Wide receiver: The Vikings don’t have a legitimate No. 1 receiver that can create mismatches on the outside. They have a star receiver in Percy Harvin, but he’s a slot guy who needs help to increase his playmaking opportunities.

MEDICAL WATCH:

-RB Adrian Peterson had surgery on Dec. 30 to repair torn anterior cruciate and medial collateral ligaments in his left knee. Peterson has historically been a fast healer, but obviously there is great concern about his future. TheVikings said they’re hopeful that Peterson can return in time for the start of the 2012 regular season.

-RB Toby Gerhart injured the medial collateral ligament in his left knee in the season finale on Sunday. It’s not expected to be a long-term injury. He’ll be monitored for two to three weeks to determine whether he’ll need surgery.

-LG Steve Hutchinson ended the season on injured reserve because of a concussion. He’ll be 35 next season and is due to make $6.95 million. The concussion, coupled with the likelihood that he’ll have to take a pay cut to stay with the team clouds his future with the team and in the NFL.

-FS Husain Abdullah, who missed the final seven games of the season because of two concussions, said he’s contemplating leaving the game. He said he’s had four concussions the past two years and wants to collect more information on his potential risks before deciding what to do in 2012. Abdullah, 26, is an unrestricted free agent.

-QB Christian Ponder left the season finale after re-injuring the right hip pointer that he originally hurt on Dec. 4. It’s not expected to be a long-term issue. He’s staying in Minnesota this offseason, so he’ll rehab the hip while working with offensive coordinator Bill Musgrave to put a rough rookie season behind him.

-CB Antoine Winfield, who missed 11 games because of neck and clavicle injuries, said there’s no reason to believe he can’t return to top form in 2012. He’ll be 35 next year, but says he’ll be OK because his injuries this season weren’t to his legs.

-SS Tyrell Johnson had surgery a month ago to repair a detached hamstring. Heading into unrestricted free agency this offseason, Johnson said he’ll be 100 percent in five months.

-WR Michael Jenkins missed the final five games because of a knee injury, but will be fine for 2012.
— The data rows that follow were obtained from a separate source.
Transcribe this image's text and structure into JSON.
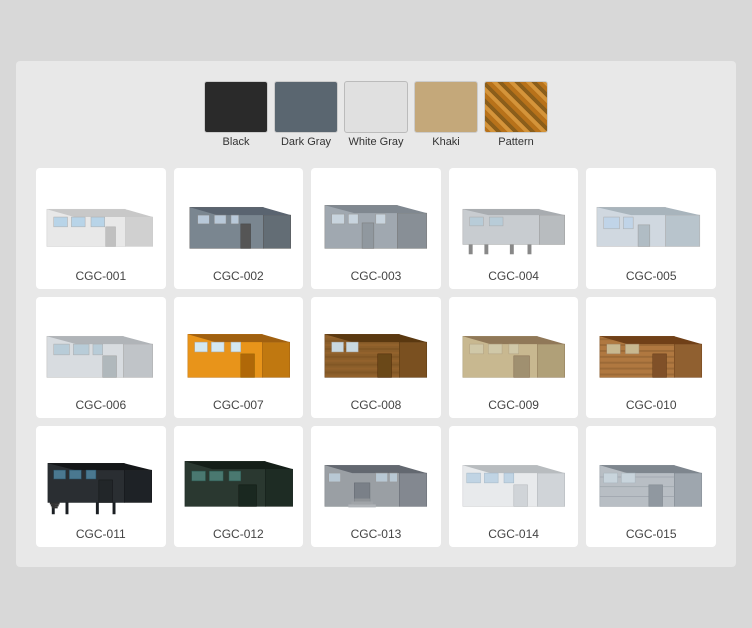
{
  "swatches": [
    {
      "id": "black",
      "label": "Black",
      "class": "c-black"
    },
    {
      "id": "dark-gray",
      "label": "Dark Gray",
      "class": "c-darkgray"
    },
    {
      "id": "white-gray",
      "label": "White Gray",
      "class": "c-whitegray"
    },
    {
      "id": "khaki",
      "label": "Khaki",
      "class": "c-khaki"
    },
    {
      "id": "pattern",
      "label": "Pattern",
      "class": "c-pattern"
    }
  ],
  "products": [
    {
      "id": "CGC-001",
      "label": "CGC-001",
      "color": "light",
      "style": "wide"
    },
    {
      "id": "CGC-002",
      "label": "CGC-002",
      "color": "gray",
      "style": "corner"
    },
    {
      "id": "CGC-003",
      "label": "CGC-003",
      "color": "gray-medium",
      "style": "corner2"
    },
    {
      "id": "CGC-004",
      "label": "CGC-004",
      "color": "gray-light2",
      "style": "elevated"
    },
    {
      "id": "CGC-005",
      "label": "CGC-005",
      "color": "blue-gray",
      "style": "side"
    },
    {
      "id": "CGC-006",
      "label": "CGC-006",
      "color": "light2",
      "style": "wide2"
    },
    {
      "id": "CGC-007",
      "label": "CGC-007",
      "color": "orange",
      "style": "orange"
    },
    {
      "id": "CGC-008",
      "label": "CGC-008",
      "color": "wood",
      "style": "wood"
    },
    {
      "id": "CGC-009",
      "label": "CGC-009",
      "color": "tan",
      "style": "tan"
    },
    {
      "id": "CGC-010",
      "label": "CGC-010",
      "color": "brown",
      "style": "brown"
    },
    {
      "id": "CGC-011",
      "label": "CGC-011",
      "color": "dark",
      "style": "dark"
    },
    {
      "id": "CGC-012",
      "label": "CGC-012",
      "color": "dark-green",
      "style": "dark-green"
    },
    {
      "id": "CGC-013",
      "label": "CGC-013",
      "color": "gray2",
      "style": "stairs"
    },
    {
      "id": "CGC-014",
      "label": "CGC-014",
      "color": "white2",
      "style": "white2"
    },
    {
      "id": "CGC-015",
      "label": "CGC-015",
      "color": "silver",
      "style": "silver"
    }
  ]
}
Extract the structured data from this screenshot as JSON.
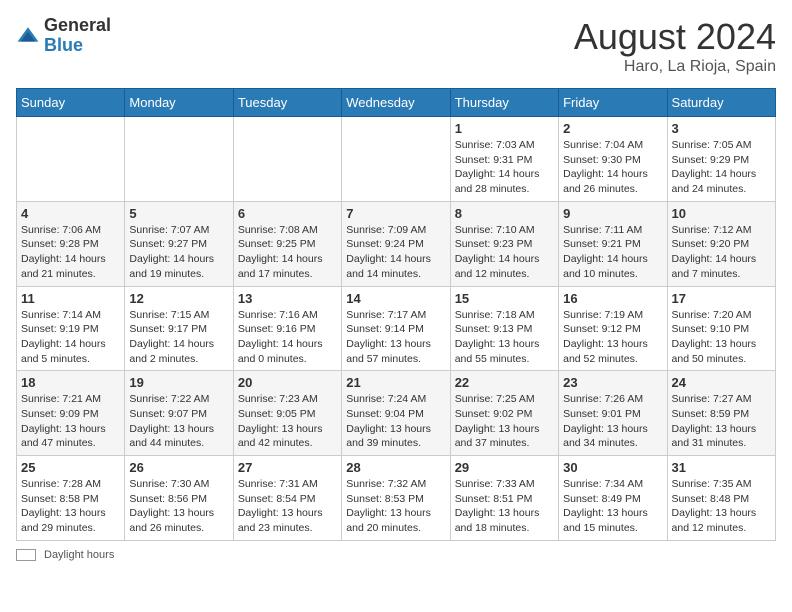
{
  "header": {
    "logo_general": "General",
    "logo_blue": "Blue",
    "title": "August 2024",
    "location": "Haro, La Rioja, Spain"
  },
  "weekdays": [
    "Sunday",
    "Monday",
    "Tuesday",
    "Wednesday",
    "Thursday",
    "Friday",
    "Saturday"
  ],
  "weeks": [
    [
      {
        "day": "",
        "info": ""
      },
      {
        "day": "",
        "info": ""
      },
      {
        "day": "",
        "info": ""
      },
      {
        "day": "",
        "info": ""
      },
      {
        "day": "1",
        "info": "Sunrise: 7:03 AM\nSunset: 9:31 PM\nDaylight: 14 hours and 28 minutes."
      },
      {
        "day": "2",
        "info": "Sunrise: 7:04 AM\nSunset: 9:30 PM\nDaylight: 14 hours and 26 minutes."
      },
      {
        "day": "3",
        "info": "Sunrise: 7:05 AM\nSunset: 9:29 PM\nDaylight: 14 hours and 24 minutes."
      }
    ],
    [
      {
        "day": "4",
        "info": "Sunrise: 7:06 AM\nSunset: 9:28 PM\nDaylight: 14 hours and 21 minutes."
      },
      {
        "day": "5",
        "info": "Sunrise: 7:07 AM\nSunset: 9:27 PM\nDaylight: 14 hours and 19 minutes."
      },
      {
        "day": "6",
        "info": "Sunrise: 7:08 AM\nSunset: 9:25 PM\nDaylight: 14 hours and 17 minutes."
      },
      {
        "day": "7",
        "info": "Sunrise: 7:09 AM\nSunset: 9:24 PM\nDaylight: 14 hours and 14 minutes."
      },
      {
        "day": "8",
        "info": "Sunrise: 7:10 AM\nSunset: 9:23 PM\nDaylight: 14 hours and 12 minutes."
      },
      {
        "day": "9",
        "info": "Sunrise: 7:11 AM\nSunset: 9:21 PM\nDaylight: 14 hours and 10 minutes."
      },
      {
        "day": "10",
        "info": "Sunrise: 7:12 AM\nSunset: 9:20 PM\nDaylight: 14 hours and 7 minutes."
      }
    ],
    [
      {
        "day": "11",
        "info": "Sunrise: 7:14 AM\nSunset: 9:19 PM\nDaylight: 14 hours and 5 minutes."
      },
      {
        "day": "12",
        "info": "Sunrise: 7:15 AM\nSunset: 9:17 PM\nDaylight: 14 hours and 2 minutes."
      },
      {
        "day": "13",
        "info": "Sunrise: 7:16 AM\nSunset: 9:16 PM\nDaylight: 14 hours and 0 minutes."
      },
      {
        "day": "14",
        "info": "Sunrise: 7:17 AM\nSunset: 9:14 PM\nDaylight: 13 hours and 57 minutes."
      },
      {
        "day": "15",
        "info": "Sunrise: 7:18 AM\nSunset: 9:13 PM\nDaylight: 13 hours and 55 minutes."
      },
      {
        "day": "16",
        "info": "Sunrise: 7:19 AM\nSunset: 9:12 PM\nDaylight: 13 hours and 52 minutes."
      },
      {
        "day": "17",
        "info": "Sunrise: 7:20 AM\nSunset: 9:10 PM\nDaylight: 13 hours and 50 minutes."
      }
    ],
    [
      {
        "day": "18",
        "info": "Sunrise: 7:21 AM\nSunset: 9:09 PM\nDaylight: 13 hours and 47 minutes."
      },
      {
        "day": "19",
        "info": "Sunrise: 7:22 AM\nSunset: 9:07 PM\nDaylight: 13 hours and 44 minutes."
      },
      {
        "day": "20",
        "info": "Sunrise: 7:23 AM\nSunset: 9:05 PM\nDaylight: 13 hours and 42 minutes."
      },
      {
        "day": "21",
        "info": "Sunrise: 7:24 AM\nSunset: 9:04 PM\nDaylight: 13 hours and 39 minutes."
      },
      {
        "day": "22",
        "info": "Sunrise: 7:25 AM\nSunset: 9:02 PM\nDaylight: 13 hours and 37 minutes."
      },
      {
        "day": "23",
        "info": "Sunrise: 7:26 AM\nSunset: 9:01 PM\nDaylight: 13 hours and 34 minutes."
      },
      {
        "day": "24",
        "info": "Sunrise: 7:27 AM\nSunset: 8:59 PM\nDaylight: 13 hours and 31 minutes."
      }
    ],
    [
      {
        "day": "25",
        "info": "Sunrise: 7:28 AM\nSunset: 8:58 PM\nDaylight: 13 hours and 29 minutes."
      },
      {
        "day": "26",
        "info": "Sunrise: 7:30 AM\nSunset: 8:56 PM\nDaylight: 13 hours and 26 minutes."
      },
      {
        "day": "27",
        "info": "Sunrise: 7:31 AM\nSunset: 8:54 PM\nDaylight: 13 hours and 23 minutes."
      },
      {
        "day": "28",
        "info": "Sunrise: 7:32 AM\nSunset: 8:53 PM\nDaylight: 13 hours and 20 minutes."
      },
      {
        "day": "29",
        "info": "Sunrise: 7:33 AM\nSunset: 8:51 PM\nDaylight: 13 hours and 18 minutes."
      },
      {
        "day": "30",
        "info": "Sunrise: 7:34 AM\nSunset: 8:49 PM\nDaylight: 13 hours and 15 minutes."
      },
      {
        "day": "31",
        "info": "Sunrise: 7:35 AM\nSunset: 8:48 PM\nDaylight: 13 hours and 12 minutes."
      }
    ]
  ],
  "footer": {
    "daylight_label": "Daylight hours"
  }
}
-LS Cullen Loeffler, who missed the final five games because of a bone fracture in his lower back, will be able to participate as soon as offseason activities begin.

-LB Jasper Brinkley, who missed the entire season because of hip surgery, is expected to return for the start of next season and is the favorite to replace starter E.J. Henderson, who is an unrestricted free agent.